CHP Genel Başkanı Kemal Kılıçdaroğlu‘nun başlattığı ‘Adalet Yürüyüşü’ devam ediyor…
Kılıçdaroğlu ile birlikte, partilileri gönüllü, koruma ve medya da zorunlu olarak yürüyorlar.
Ankara’dan başlattığı yürüme eylemini CHP Milletvekili Enis Berberoğlu’nun tutuklu bulunduğu Maltepe Cezaevi önünde sonlandıracak Kemal Bey…
Neyse ki cezaevi İstanbul’da, ya Edirne’de veya Diyarbakır’da olaydı, yürüyüş aylar sürerdi!
*
Kılıçdaroğlu’nun ‘Adalet Yürüyüşü’ bana muhabir olarak takip ettiğim eski yürüyüş eylemlerini hatırlattı…
CHP Bursa eski milletvekili Kemal Demirel‘in, kente demiryolu getirmek için yaptığı yürüme eylemlerini unutmak mümkün mü?

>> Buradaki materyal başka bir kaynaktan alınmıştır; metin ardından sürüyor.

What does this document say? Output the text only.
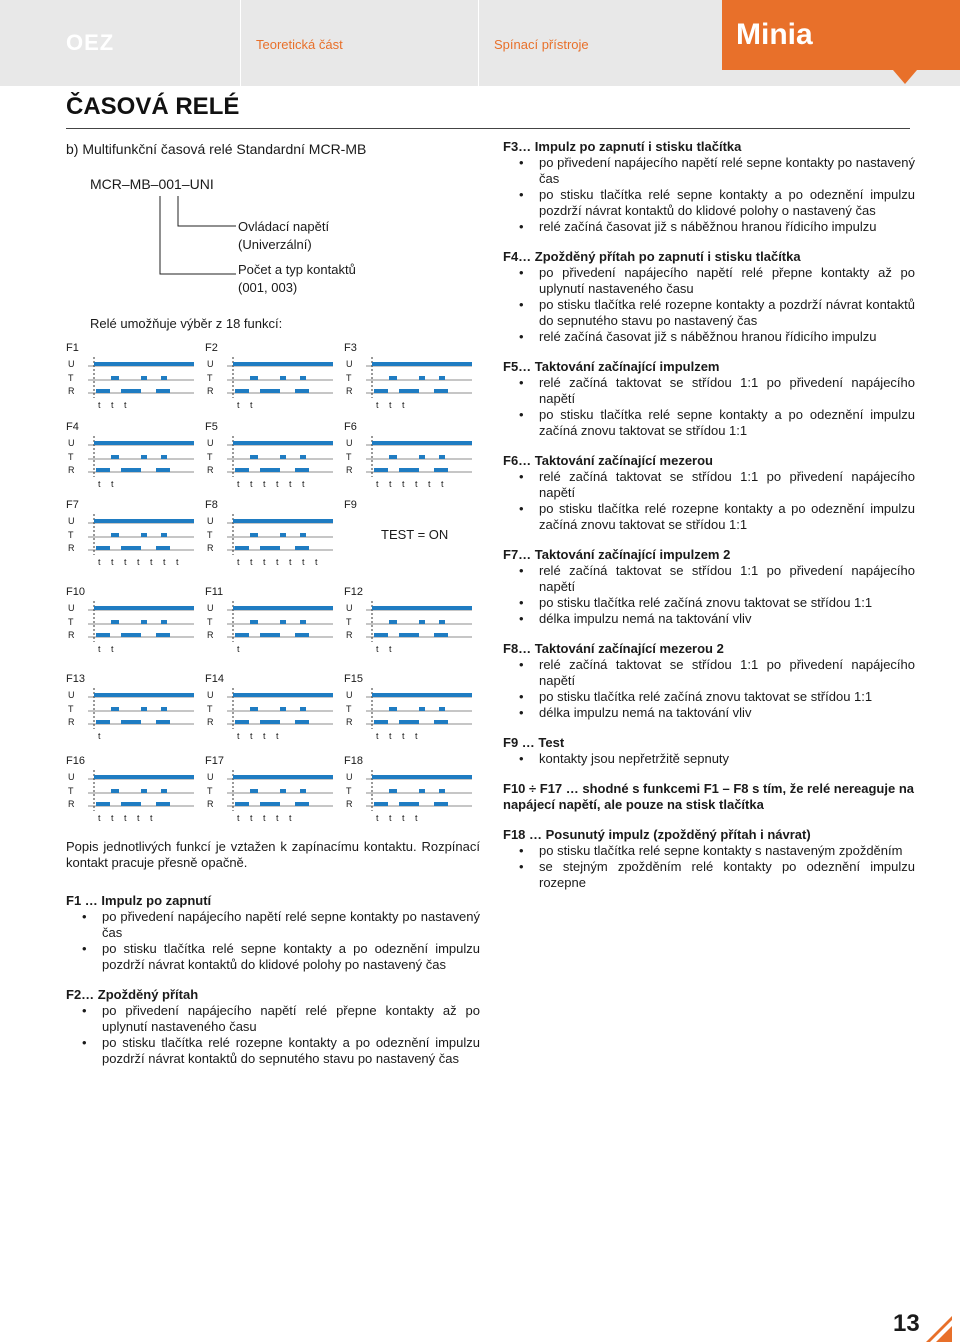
OEZ	Teoretická část	Spínací přístroje	Minia
ČASOVÁ RELÉ
b) Multifunkční časová relé Standardní MCR-MB
MCR–MB–001–UNI
Ovládací napětí
(Univerzální)
Počet a typ kontaktů
(001, 003)
Relé umožňuje výběr z 18 funkcí:
F1
U
T
R
t t t
F2
U
T
R
t t
F3
U
T
R
t t t
F4
U
T
R
t t
F5
U
T
R
t t t t t t
F6
U
T
R
t t t t t t
F7
U
T
R
t t t t t t t
F8
U
T
R
t t t t t t t
F9
F10
U
T
R
t t
F11
U
T
R
t
F12
U
T
R
t t
F13
U
T
R
t
F14
U
T
R
t t t t
F15
U
T
R
t t t t
F16
U
T
R
t t t t t
F17
U
T
R
t t t t t
F18
U
T
R
t t t t
TEST = ON
Popis jednotlivých funkcí je vztažen k zapínacímu kontaktu. Rozpínací kontakt pracuje přesně opačně.
F1 … Impulz po zapnutí
• po přivedení napájecího napětí relé sepne kontakty po nastavený čas
• po stisku tlačítka relé sepne kontakty a po odeznění impulzu pozdrží návrat kontaktů do klidové polohy po nastavený čas
F2… Zpožděný přítah
• po přivedení napájecího napětí relé přepne kontakty až po uplynutí nastaveného času
• po stisku tlačítka relé rozepne kontakty a po odeznění impulzu pozdrží návrat kontaktů do sepnutého stavu po nastavený čas
F3… Impulz po zapnutí i stisku tlačítka
• po přivedení napájecího napětí relé sepne kontakty po nastavený čas
• po stisku tlačítka relé sepne kontakty a po odeznění impulzu pozdrží návrat kontaktů do klidové polohy o nastavený čas
• relé začíná časovat již s náběžnou hranou řídicího impulzu
F4… Zpožděný přítah po zapnutí i stisku tlačítka
• po přivedení napájecího napětí relé přepne kontakty až po uplynutí nastaveného času
• po stisku tlačítka relé rozepne kontakty a pozdrží návrat kontaktů do sepnutého stavu po nastavený čas
• relé začíná časovat již s náběžnou hranou řídicího impulzu
F5… Taktování začínající impulzem
• relé začíná taktovat se střídou 1:1 po přivedení napájecího napětí
• po stisku tlačítka relé sepne kontakty a po odeznění impulzu začíná znovu taktovat se střídou 1:1
F6… Taktování začínající mezerou
• relé začíná taktovat se střídou 1:1 po přivedení napájecího napětí
• po stisku tlačítka relé rozepne kontakty a po odeznění impulzu začíná znovu taktovat se střídou 1:1
F7… Taktování začínající impulzem 2
• relé začíná taktovat se střídou 1:1 po přivedení napájecího napětí
• po stisku tlačítka relé začíná znovu taktovat se střídou 1:1
• délka impulzu nemá na taktování vliv
F8… Taktování začínající mezerou 2
• relé začíná taktovat se střídou 1:1 po přivedení napájecího napětí
• po stisku tlačítka relé začíná znovu taktovat se střídou 1:1
• délka impulzu nemá na taktování vliv
F9 … Test
• kontakty jsou nepřetržitě sepnuty
F10 ÷ F17 … shodné s funkcemi F1 – F8 s tím, že relé nereaguje na napájecí napětí, ale pouze na stisk tlačítka
F18 … Posunutý impulz (zpožděný přítah i návrat)
• po stisku tlačítka relé sepne kontakty s nastaveným zpožděním
• se stejným zpožděním relé kontakty po odeznění impulzu rozepne
13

Bu CHP’lilerin özellikle adı Kemal olanların ruhunda var demek ki yürümek!
Demirel de az yürümedi…
Bursa’ya tren gelsin diye önce imza toplardı, imzalar ses getirmezse düşerdi yollara Kemal Bey…
Biz de takılırdık peşine…
Biz fotoğrafını çekmekten yorulurduk, o yürümekten yorulmazdı.
Hakkını yemeyelim, siyasi hayatı Ankara’ya yürümekle geçse de, her daim Bursa’ya tren projesini gündemde tutmayı başarırdı…
*
Bir de Zonguldaklı madencilerin efsane sendikacı Şemzi Denizer’le başlattıkları yürüyüş vardı…

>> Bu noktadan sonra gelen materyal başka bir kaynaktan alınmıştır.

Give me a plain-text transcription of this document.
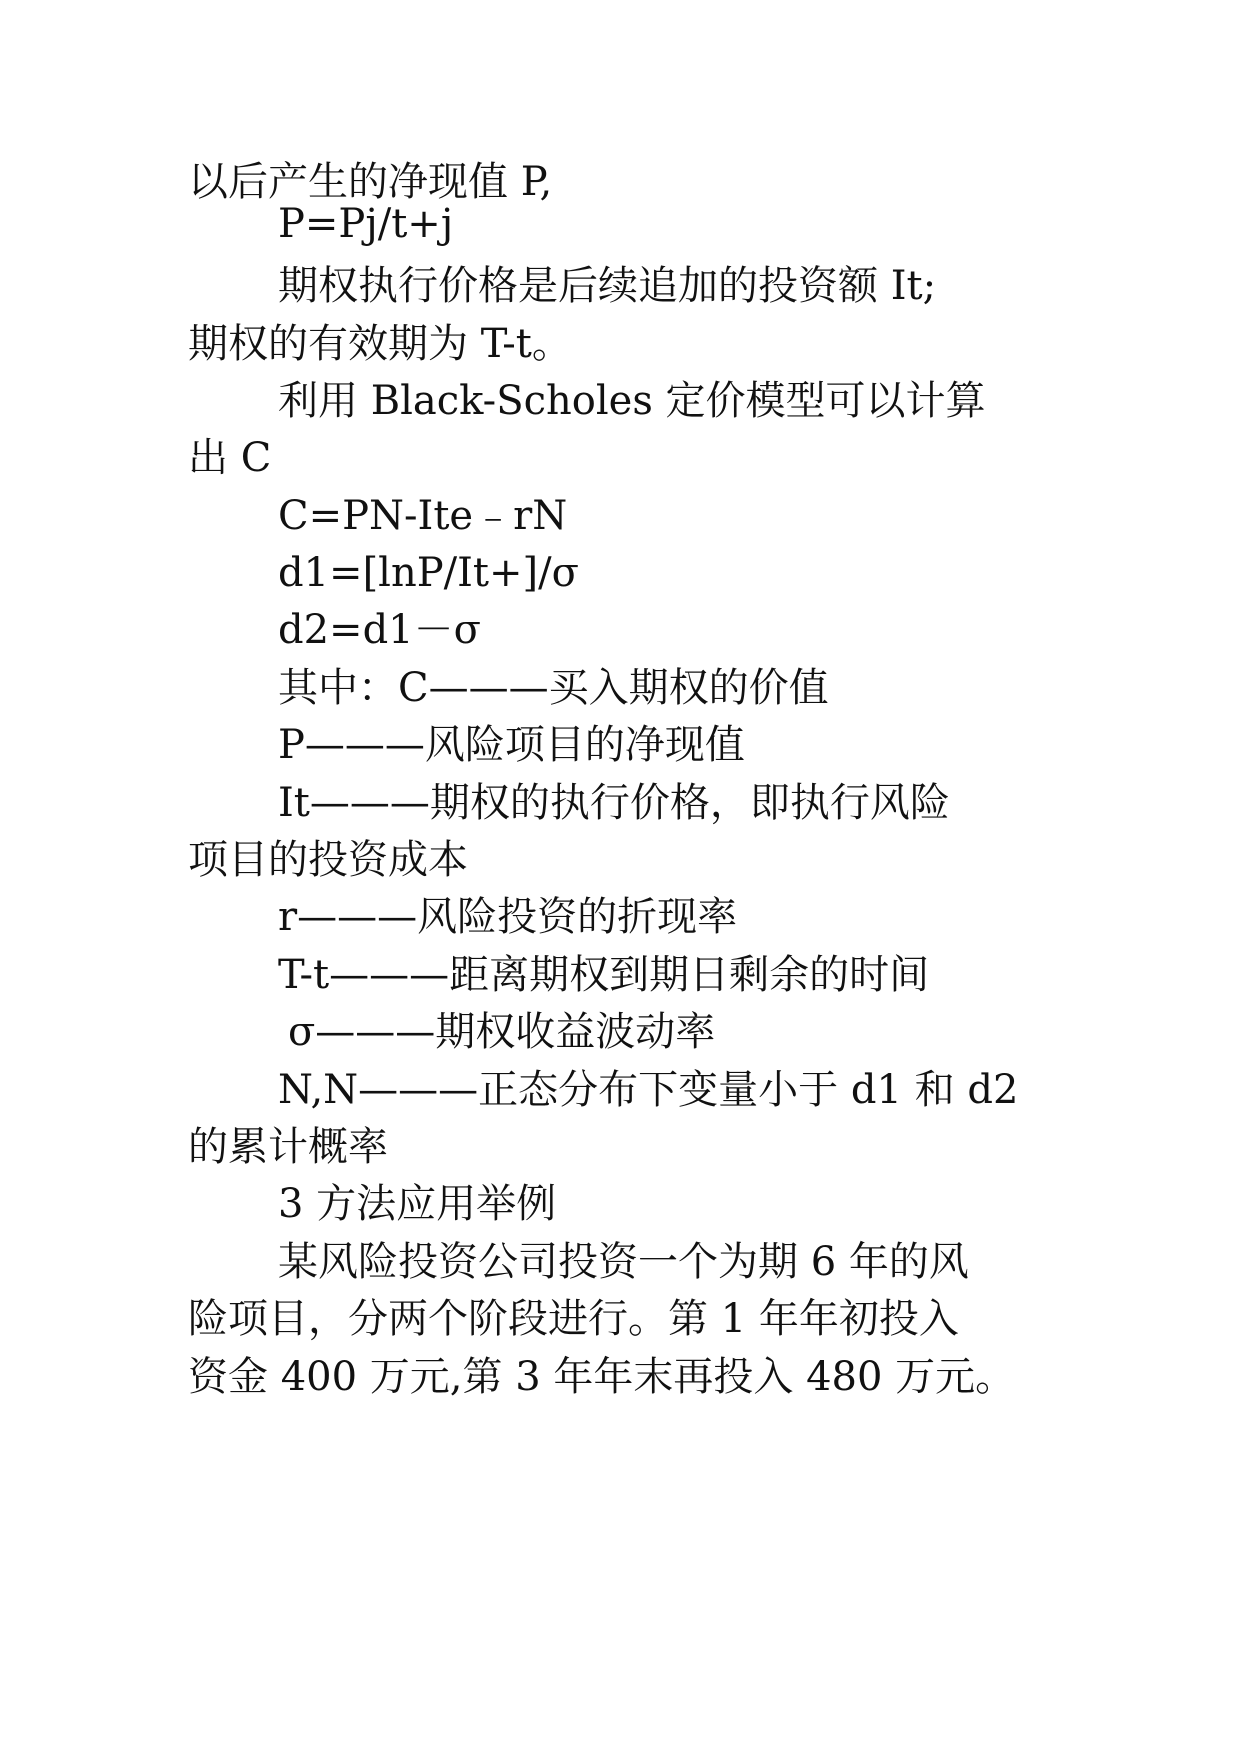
以后产生的净现值 P,
P=Pj/t+j
期权执行价格是后续追加的投资额 It;
期权的有效期为 T-t。
利用 Black-Scholes 定价模型可以计算
出 C
C=PN-Ite﹣rN
d1=[lnP/It+]/σ
d2=d1－σ
其中：C———买入期权的价值
P———风险项目的净现值
It———期权的执行价格，即执行风险
项目的投资成本
r———风险投资的折现率
T-t———距离期权到期日剩余的时间
σ———期权收益波动率
N,N———正态分布下变量小于 d1 和 d2
的累计概率
3 方法应用举例
某风险投资公司投资一个为期 6 年的风
险项目，分两个阶段进行。第 1 年年初投入
资金 400 万元,第 3 年年末再投入 480 万元。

Gazeteden beni göndermişlerdi o yürüyüşü takip etmem için…
Bolu dağlarında yakalamıştım yürüyen madencileri…
Onbinlerce madenci ellerinde emek üzerine yazılmış pankartlar, dillerinde “işçiyiz, haklıyız, kazanacağız” sloganlarıyla yürüyorlardı…
Sesleri sisli ve soğuk Bolu dağlarında yankılanıyordu…
Fakat o yürüyüşte bir şey dikkatimi çekmişti, Ankara yerine Zonguldak’a doğru yürüyorlardı.
*
Nedenini öğrenince yıkıldım tabii…
Meğer ben gidene kadar Sendika ile Hükümet toplu sözleşmede yazan tüm maddelerde anlaşmışlar, o yüzden geri dönüyorlarmış!
Gidişlerini çekemesem de dönüş fotoları muhteşem olmuştu madencilerin, sekiz sütuna girmişti gazetede!
Soru değil boru!
Televizyon kanallarındaki ramazan programlarında, vatandaşların hocalara sorduğu soruları toplansa süper bir mizah kitabı çıkar ortaya!
Öyle komik ve öyle mantık dışı, dinle imanla bağdaşmayan sorular geliyor ki, izlerken “Rabbim sorana akıl fikir, cevaplayana da bolca sabır ihsan etsin” diyorum.
Program yapan hocaların sabrını sınıyorlar sanki…
İşte o programlardan birine katılan orta yaşlı bir teyzemizin dumur sorusu:
“Üç evlilik yaptım, eşlerimin üçü de vefat etti. Öldüğümde beni cennette hangisi karşılayacak Hocam?”
Gel de cevapla!
Teyzemiz üç kocayı eskitmiş, cennetini garantilemiş, hangi kocasının karşılayacağını merak ediyor!
Bana sorsa cevabım hazır:
“Üçü bir arada olabilir, ona göre hazırlıklı ol!”
Gün farkı
Yarın Babalar Günü!
TESK Genel Başkanı Bendevi Palandöken, günle ilgili ilginç bir açıklamada bulunmuş…
Demiş ki;
“Geçen yıl Anneler Günü’nde 5,8 milyar lira, Babalar Günü’nde ise 4,5 milyar liralık harcama yapılmış. Babalarımız da annelerimiz kadar değerli ve özeldir. Bu Babalar Günü’nde aradaki farkın kapatılmasını temenni ediyoruz!”
O fark hiçbir zaman kapanmaz Bendevi Başkan!
Çünkü, Babalar Günü’nde alınan hediyelerin parasının çoğu yine babaların cebinden çıkıyor!
Babalar kendilerine alışverişte cimridirler!